# Port of Teignmouth



## Steve Hodges (Feb 12, 2007)

Just back from a week's holiday in Shaldon, across the estuary of the River Teign from Teignmouth ( South Devon, UK ). I was surprised at the amount of shipping traffic into the port -seven cargo vessels in the week - but even more surprised at the size of some of them. Biggest was ARKLOW RAIDER at 4,530dwt ( photo in the gallery). It seems a very, very tight channel entrance, with a 90-degree turn just after the narrowest part and yacht moorings everywhere except the buoyed fairway, then the vessel has to be swung through 180 degrees to lie alongside the berths. The little scraper dredger seemed to be working every day at the edges of the channel.
Has anyone on the forum ever sailed in there on a cargo vessel? Is it really as tight as it looks?

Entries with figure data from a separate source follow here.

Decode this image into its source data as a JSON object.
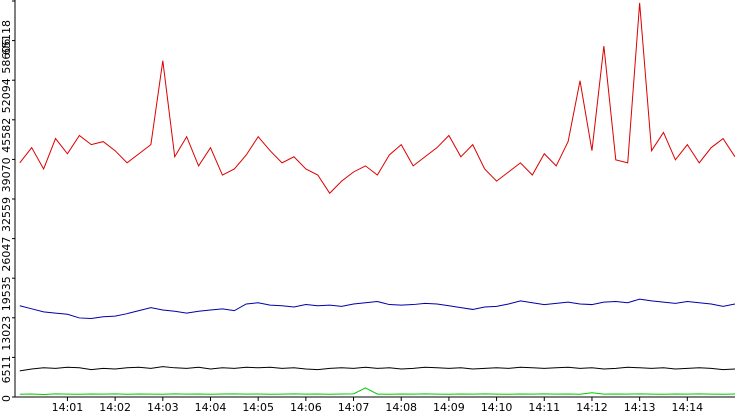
{
  "chart_data": {
    "type": "line",
    "xlim": [
      839.9,
      855
    ],
    "xticks": [
      {
        "value": 841,
        "label": "14:01"
      },
      {
        "value": 842,
        "label": "14:02"
      },
      {
        "value": 843,
        "label": "14:03"
      },
      {
        "value": 844,
        "label": "14:04"
      },
      {
        "value": 845,
        "label": "14:05"
      },
      {
        "value": 846,
        "label": "14:06"
      },
      {
        "value": 847,
        "label": "14:07"
      },
      {
        "value": 848,
        "label": "14:08"
      },
      {
        "value": 849,
        "label": "14:09"
      },
      {
        "value": 850,
        "label": "14:10"
      },
      {
        "value": 851,
        "label": "14:11"
      },
      {
        "value": 852,
        "label": "14:12"
      },
      {
        "value": 853,
        "label": "14:13"
      },
      {
        "value": 854,
        "label": "14:14"
      }
    ],
    "ylim": [
      0,
      65118
    ],
    "yticks": [
      0,
      6511,
      13023,
      19535,
      26047,
      32559,
      39070,
      45582,
      52094,
      58606,
      65118
    ],
    "x": [
      840,
      840.25,
      840.5,
      840.75,
      841,
      841.25,
      841.5,
      841.75,
      842,
      842.25,
      842.5,
      842.75,
      843,
      843.25,
      843.5,
      843.75,
      844,
      844.25,
      844.5,
      844.75,
      845,
      845.25,
      845.5,
      845.75,
      846,
      846.25,
      846.5,
      846.75,
      847,
      847.25,
      847.5,
      847.75,
      848,
      848.25,
      848.5,
      848.75,
      849,
      849.25,
      849.5,
      849.75,
      850,
      850.25,
      850.5,
      850.75,
      851,
      851.25,
      851.5,
      851.75,
      852,
      852.25,
      852.5,
      852.75,
      853,
      853.25,
      853.5,
      853.75,
      854,
      854.25,
      854.5,
      854.75,
      855
    ],
    "series": [
      {
        "color": "#dd0000",
        "values": [
          38500,
          41000,
          37500,
          42500,
          40000,
          43000,
          41500,
          42000,
          40500,
          38500,
          40000,
          41500,
          55300,
          39500,
          42800,
          38000,
          41000,
          36500,
          37500,
          39800,
          42800,
          40500,
          38500,
          39500,
          37500,
          36500,
          33500,
          35500,
          37000,
          38000,
          36500,
          39800,
          41500,
          38000,
          39500,
          41000,
          43000,
          39500,
          41500,
          37500,
          35500,
          37000,
          38500,
          36500,
          40000,
          38000,
          42000,
          52000,
          40500,
          57700,
          39000,
          38500,
          64800,
          40500,
          43500,
          39000,
          41500,
          38500,
          41000,
          42500,
          39500
        ]
      },
      {
        "color": "#0000aa",
        "values": [
          15000,
          14500,
          14000,
          13800,
          13600,
          13000,
          12900,
          13200,
          13300,
          13700,
          14200,
          14700,
          14300,
          14100,
          13800,
          14100,
          14300,
          14500,
          14200,
          15300,
          15500,
          15100,
          15000,
          14800,
          15200,
          15000,
          15100,
          14900,
          15300,
          15500,
          15700,
          15200,
          15100,
          15200,
          15400,
          15300,
          15000,
          14700,
          14400,
          14800,
          14900,
          15300,
          15800,
          15500,
          15200,
          15400,
          15600,
          15300,
          15200,
          15600,
          15700,
          15500,
          16100,
          15800,
          15600,
          15400,
          15700,
          15500,
          15300,
          14900,
          15300
        ]
      },
      {
        "color": "#000000",
        "values": [
          4300,
          4600,
          4800,
          4700,
          4900,
          4800,
          4500,
          4700,
          4600,
          4800,
          4900,
          4700,
          5000,
          4800,
          4700,
          4900,
          4600,
          4800,
          4700,
          4900,
          4800,
          4900,
          4700,
          4800,
          4600,
          4500,
          4700,
          4800,
          4700,
          4900,
          4700,
          4800,
          4600,
          4700,
          4900,
          4800,
          4700,
          4800,
          4600,
          4700,
          4800,
          4700,
          4900,
          4800,
          4700,
          4800,
          4900,
          4700,
          4800,
          4600,
          4700,
          4900,
          4800,
          4700,
          4800,
          4600,
          4700,
          4800,
          4700,
          4500,
          4600
        ]
      },
      {
        "color": "#00cc00",
        "values": [
          450,
          500,
          420,
          520,
          480,
          450,
          500,
          470,
          520,
          460,
          500,
          480,
          450,
          520,
          470,
          500,
          460,
          490,
          520,
          470,
          500,
          450,
          480,
          510,
          470,
          500,
          460,
          490,
          520,
          1500,
          480,
          460,
          500,
          470,
          520,
          480,
          450,
          500,
          470,
          510,
          480,
          460,
          500,
          470,
          520,
          480,
          500,
          460,
          700,
          480,
          500,
          470,
          520,
          480,
          460,
          500,
          470,
          510,
          480,
          460,
          500
        ]
      }
    ]
  }
}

And can anyone tell me the biggest vessel that has ever berthed at Teignmouth?


----------



## Runrig (Apr 13, 2008)

*Teignmouth*

I've stopped posting generally but I'm happy to pm you the info if you wish.


----------



## AncientBrit (Oct 6, 2007)

Dagnammit! Dont tell me the CIA are after you as well?
AB


----------



## janathull (Aug 31, 2005)

Been to Teignmouth a few times including spending a christmas there (due to bad weather which closed the port). Usually went there on the 1000 ton class but did go there on the 3000 tonners a few times usually to load ball clay for Setsalino in Portugal.Cheers janthull


----------



## billyboy (Jul 6, 2005)

IO have seen people walk across (wade) the entrance at low water. Anything with deep draught would have to wait for the top of the tide.
The channel is very narrow at the entrance. how the pilots manage to turn them in the short space they have is great watch. Fair play the pilots they do a grand job.


----------